Funkhouser, 29, who also studied art at UNR and now teaches photography there, gave an example: “Nick Larsen’s work, he has these repeated visual tools that he uses over and over again.”

Lassaline and Funkhouser said that the most influential things their mentors passed down to them were a quality ethic and a work ethic.

“There’s this legendariness about them, but they’ve also sat in critiques with us and helped us develop our work, and so they just set this standard,” Lassaline said. “When I am going to show some work, I think, would I be willing to show this in Bob and Mike’s class? And what did they say to me while I was in class and I did show them work?”
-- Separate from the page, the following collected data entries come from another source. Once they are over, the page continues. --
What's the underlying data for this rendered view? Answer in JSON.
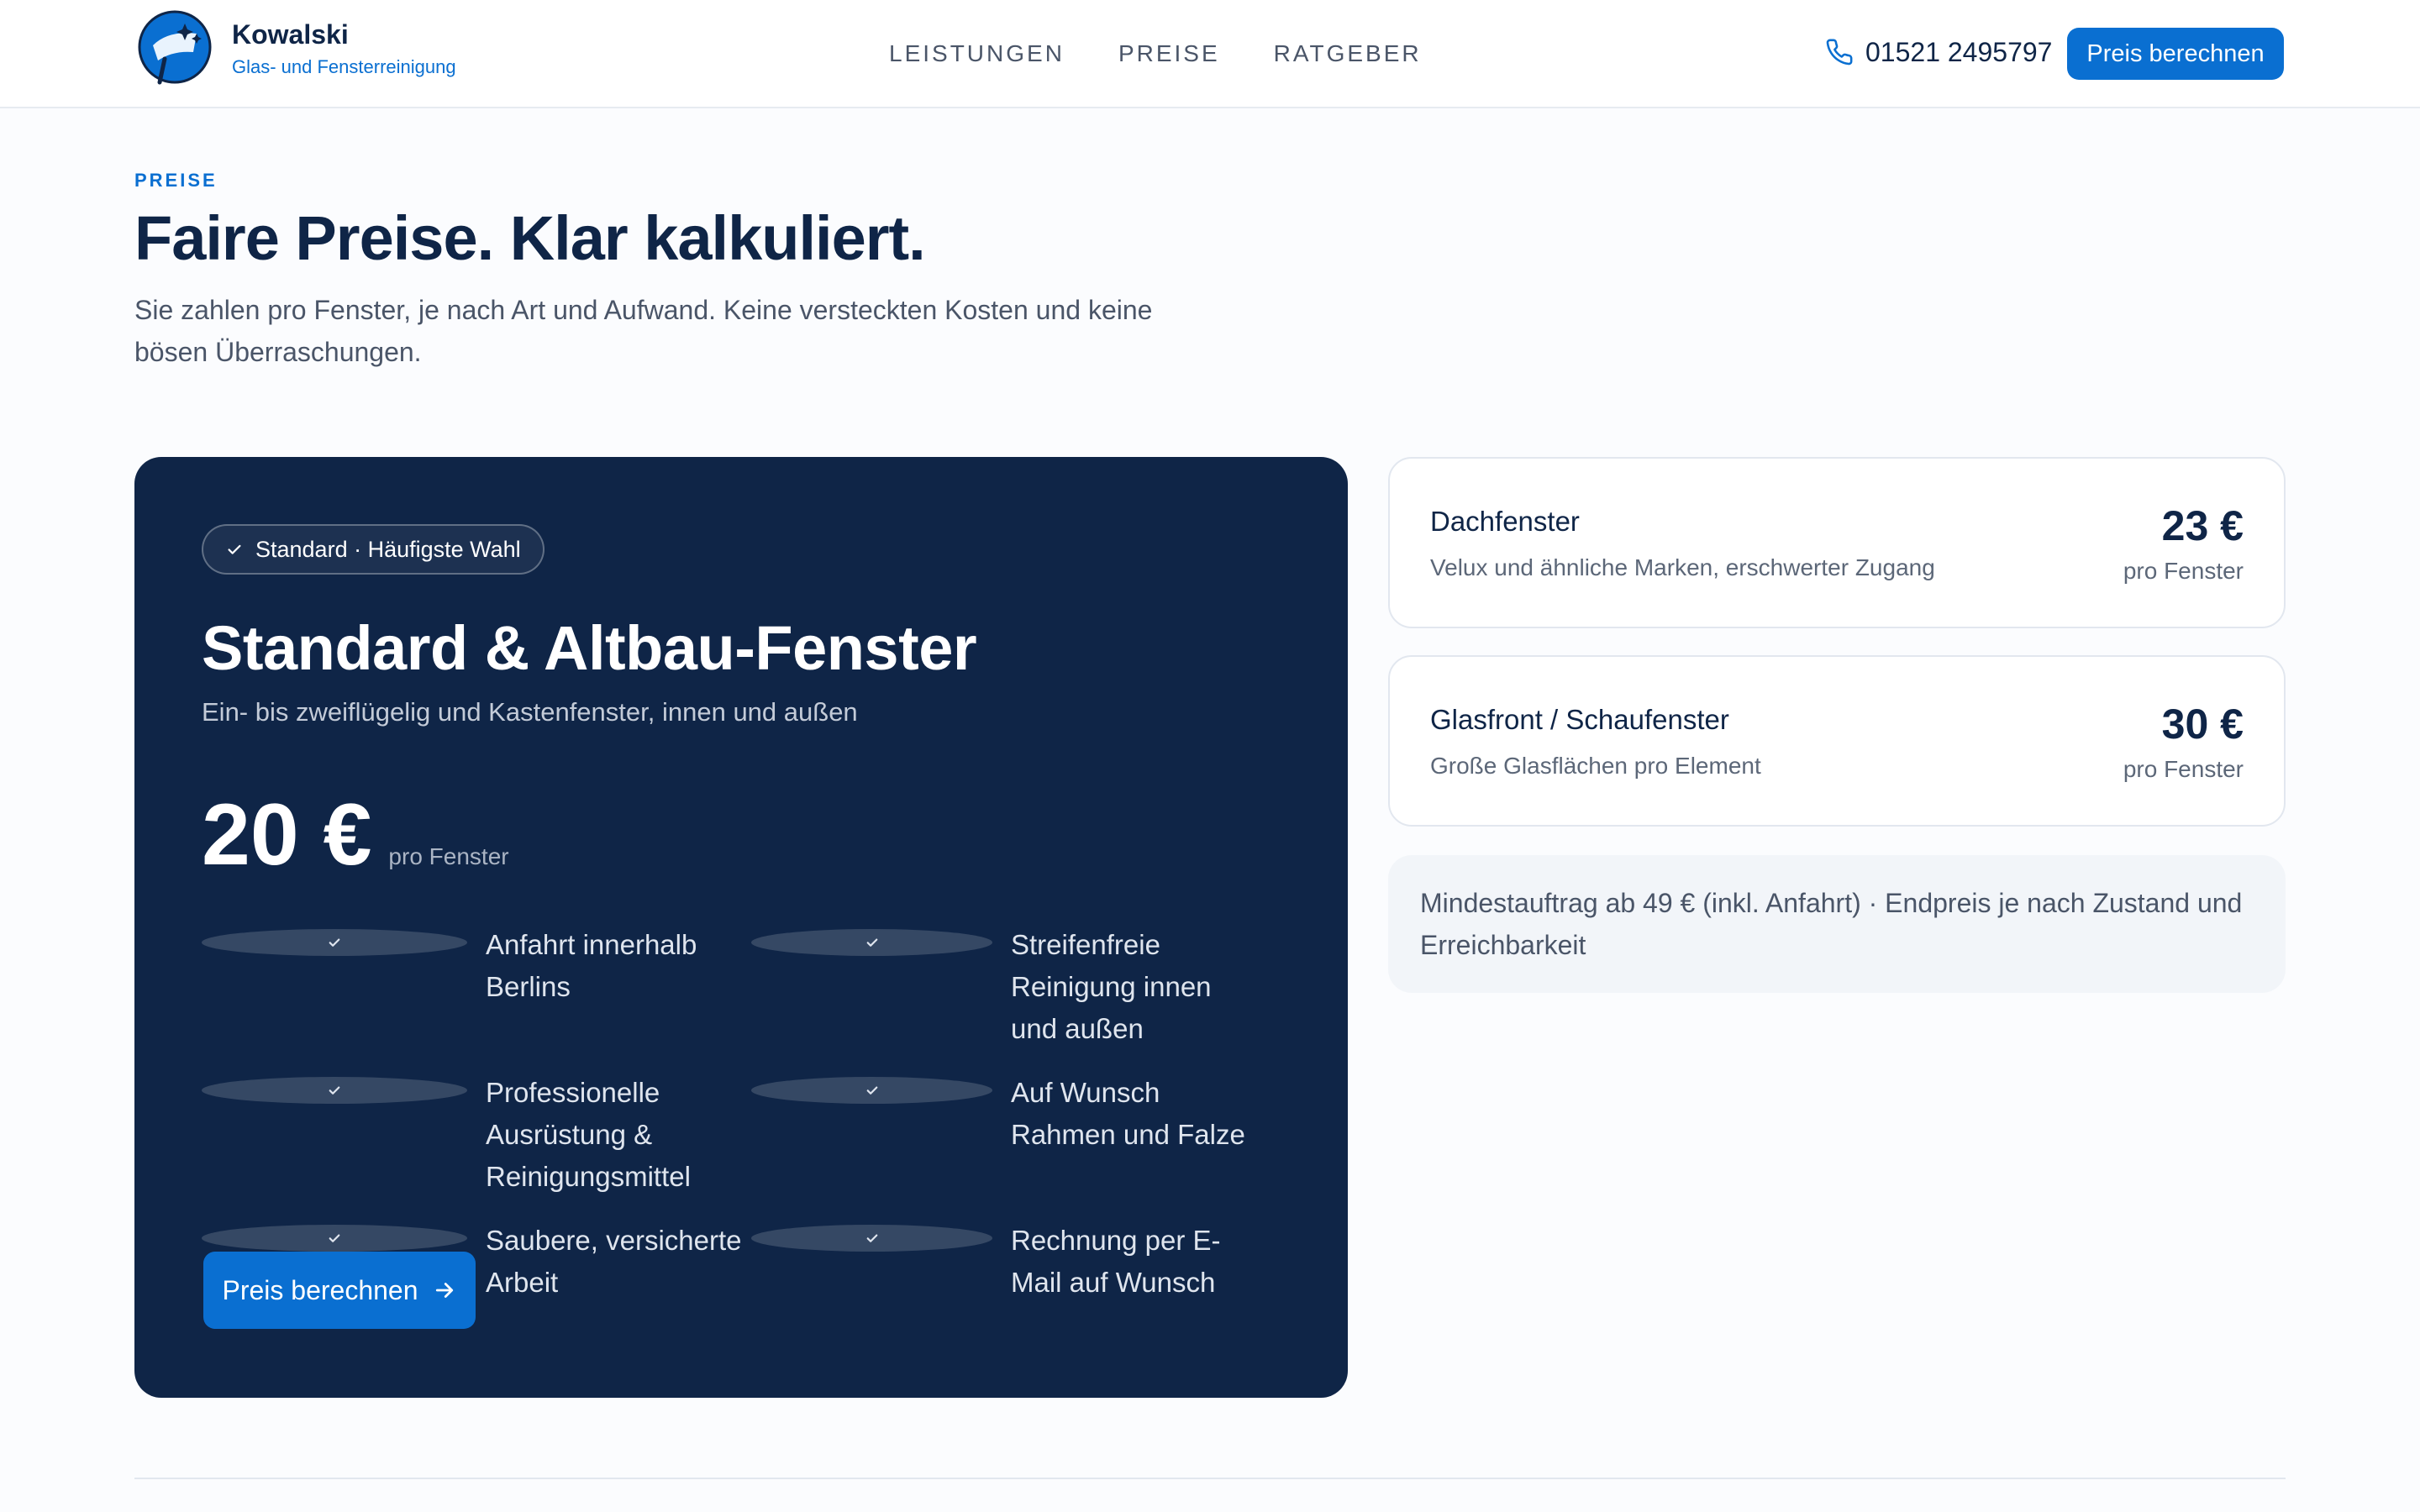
{
  "brand": {
    "name": "Kowalski",
    "tagline": "Glas- und Fensterreinigung"
  },
  "nav": {
    "items": [
      "LEISTUNGEN",
      "PREISE",
      "RATGEBER"
    ]
  },
  "header": {
    "phone": "01521 2495797",
    "cta_label": "Preis berechnen"
  },
  "intro": {
    "eyebrow": "PREISE",
    "title": "Faire Preise. Klar kalkuliert.",
    "lead": "Sie zahlen pro Fenster, je nach Art und Aufwand. Keine versteckten Kosten und keine bösen Überraschungen."
  },
  "featured": {
    "badge": "Standard · Häufigste Wahl",
    "title": "Standard & Altbau-Fenster",
    "subtitle": "Ein- bis zweiflügelig und Kastenfenster, innen und außen",
    "price": "20 €",
    "unit": "pro Fenster",
    "features": [
      "Anfahrt innerhalb Berlins",
      "Streifenfreie Reinigung innen und außen",
      "Professionelle Ausrüstung & Reinigungsmittel",
      "Auf Wunsch Rahmen und Falze",
      "Saubere, versicherte Arbeit",
      "Rechnung per E-Mail auf Wunsch"
    ],
    "cta_label": "Preis berechnen"
  },
  "side_cards": [
    {
      "name": "Dachfenster",
      "desc": "Velux und ähnliche Marken, erschwerter Zugang",
      "price": "23 €",
      "unit": "pro Fenster"
    },
    {
      "name": "Glasfront / Schaufenster",
      "desc": "Große Glasflächen pro Element",
      "price": "30 €",
      "unit": "pro Fenster"
    }
  ],
  "note": "Mindestauftrag ab 49 € (inkl. Anfahrt) · Endpreis je nach Zustand und Erreichbarkeit",
  "colors": {
    "primary": "#0a6fd1",
    "navy": "#0f2547",
    "background": "#fbfcfe"
  },
  "icons": {
    "logo": "window-cleaner-logo",
    "phone": "phone-icon",
    "check": "check-icon",
    "arrow": "arrow-right-icon"
  }
}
Both curators said they appreciate their mentors’ expectations that young artists must figure out their own vocabularies, techniques and approaches. “The times when they reaffirmed what I was doing was when I was doing work I was really meant to do, and not trying to do something influenced by contemporary theory,” Lassaline said. “They really make us make the work we were meant to make.”

“Their teaching method, from my experience, was just to have a work ethic,” she said. “Put in the work, and then we’ll talk. If you don’t put in the work, then there’s nothing to talk about.”

In a 12-page ’zine that the curators published, comprised of each artist’s written answers to questions about their creative processes, work is an often repeated theme. The curators asked each artist, “How does your creative process begin?”

Ceramic sculptor Fred Reid wrote, “I go to the studio and go to work.”

Sarich quoted a popular imperative often attributed to John Cage: “The only rule is work. If you work it will lead to something. It’s the people who do all of the work all the time who eventually catch onto things.”

“Mike [Sarich] always says it takes five years to flesh out one idea,” Lassaline said. “That’s really daunting.”

Despite the generation gap, the quality of the “Resound” artists’ work that the curators find most notable is how contemporary it looks, how the work of artists whose careers started in the ’60s or ’70s, whether it’s Twinkies, doll heads or architectural sculptures, still looks cool, even to the younger set sipping youth-friendly cider and hot chocolate at last week’s reception.

“Conceptually, we based our selections on artists who are still making work.” Lassaline said. “Mike’s pieces just came out of the kiln a couple weeks ago.”